Did you notice one interesting thing in this? I never proposed you. But I have proved I have guts to propose. But I tried to propose you. But why did you say no? Do you have any other boy friend? May be you are clever enough to guess what I am up to when I said poem. Please be happy, don’t bother about all this.
Mind your business. Did you try any stupid things when I stop responding to your SMS and email?
Like suicide, I didn’t try that. Actually I don’t want to disturb you on you exam and spoil your semester. But writing all these as a story in different situation is my current stupidity. And this will be the last with you I promise.
What did Saleen and Martin say about all these?
Saleen and Martin know nothing about this. I have a best friend Promod; I told to him only. I did not discuss about this to others. I really don’t want you to get teased in front of others for my fault. So I kept all this as a secret. They got no clues but they guess well, they smell something wrong. I will take care of them. We have to be little careful with them especially Martin.

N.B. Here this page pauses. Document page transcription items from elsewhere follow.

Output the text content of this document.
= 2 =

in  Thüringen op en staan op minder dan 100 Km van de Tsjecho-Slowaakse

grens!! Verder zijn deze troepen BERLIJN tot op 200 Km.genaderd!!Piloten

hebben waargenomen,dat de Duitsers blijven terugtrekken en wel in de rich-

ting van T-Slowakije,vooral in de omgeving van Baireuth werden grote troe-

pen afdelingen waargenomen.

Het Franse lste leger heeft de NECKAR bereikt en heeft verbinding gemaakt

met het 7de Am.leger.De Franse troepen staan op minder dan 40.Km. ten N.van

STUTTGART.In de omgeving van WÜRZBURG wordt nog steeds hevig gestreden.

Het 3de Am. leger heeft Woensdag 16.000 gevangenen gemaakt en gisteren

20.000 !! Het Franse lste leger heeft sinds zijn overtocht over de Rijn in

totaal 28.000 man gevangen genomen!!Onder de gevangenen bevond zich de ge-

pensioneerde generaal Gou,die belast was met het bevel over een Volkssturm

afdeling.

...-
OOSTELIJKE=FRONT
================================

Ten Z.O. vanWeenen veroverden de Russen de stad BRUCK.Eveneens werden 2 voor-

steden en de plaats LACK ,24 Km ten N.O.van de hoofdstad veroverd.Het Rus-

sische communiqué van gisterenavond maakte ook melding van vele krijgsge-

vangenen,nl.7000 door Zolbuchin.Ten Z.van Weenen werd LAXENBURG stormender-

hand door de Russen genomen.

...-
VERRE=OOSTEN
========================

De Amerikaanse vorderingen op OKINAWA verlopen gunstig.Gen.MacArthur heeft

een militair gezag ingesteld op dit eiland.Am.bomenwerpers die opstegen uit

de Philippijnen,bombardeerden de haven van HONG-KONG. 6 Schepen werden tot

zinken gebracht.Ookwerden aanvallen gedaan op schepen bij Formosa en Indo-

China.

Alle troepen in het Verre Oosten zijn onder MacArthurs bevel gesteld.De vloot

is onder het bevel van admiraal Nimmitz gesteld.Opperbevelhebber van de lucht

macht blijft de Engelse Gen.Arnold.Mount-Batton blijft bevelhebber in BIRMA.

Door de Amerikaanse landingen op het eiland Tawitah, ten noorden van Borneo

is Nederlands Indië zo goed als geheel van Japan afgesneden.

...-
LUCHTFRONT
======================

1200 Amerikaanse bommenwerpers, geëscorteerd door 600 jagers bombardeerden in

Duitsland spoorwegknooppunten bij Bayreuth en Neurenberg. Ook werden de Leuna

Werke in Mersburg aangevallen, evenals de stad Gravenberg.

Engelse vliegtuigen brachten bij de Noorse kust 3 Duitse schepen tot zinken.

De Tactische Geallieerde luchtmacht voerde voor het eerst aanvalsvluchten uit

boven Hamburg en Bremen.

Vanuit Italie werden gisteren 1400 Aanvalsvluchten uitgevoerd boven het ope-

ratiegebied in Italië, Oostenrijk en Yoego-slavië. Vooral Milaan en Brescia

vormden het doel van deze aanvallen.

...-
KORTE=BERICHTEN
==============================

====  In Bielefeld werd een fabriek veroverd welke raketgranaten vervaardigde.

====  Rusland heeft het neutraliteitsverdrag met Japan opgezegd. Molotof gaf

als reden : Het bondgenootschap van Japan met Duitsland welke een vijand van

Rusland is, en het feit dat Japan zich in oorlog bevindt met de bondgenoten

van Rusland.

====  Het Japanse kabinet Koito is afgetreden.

They are going to kill me if they got all this, that much I am sure.
Do you write poems like this always?
          No, I am not a poet. Any one can write poems and stories. Thanks for calling it as poem. It is not a big deal. But writing good poem is a great deal.
          Ho! Then can you write another one?
                   Yes, I will try. Here it is.

Life is beautiful
You are so wonderful
Those moments with you are cheerful
I will remember it life full.

          My love was faithful
          But you are so doubtful
          That made me painful
          I became sad full

I am Harmless
Don’t make me heartless
You come to me in my dreams
It’s not real as it seems
         
          Is your heart made of stone, beauty?
          So you kept me thirsty
                   Are you happy now, baby?
                   Making me cry


          I wrote a poem hopeful
          You said it was harmful
          I wrote a story truthful
          You replay it was hurtful

                   I became very careful
                   Nothing was useful
                   So I fall in darkness
                   I decide to write the story in sadness
                  
         
          I wrote this to show my innocents
          But you caught my guilefulness
          If you take all these cheerful
          I will be very grateful

Life is beautiful
You are so wonderful

How is it?

She didn’t answer me, she came only for questions
It was in my Dream because
I neither know she come from nor she gone.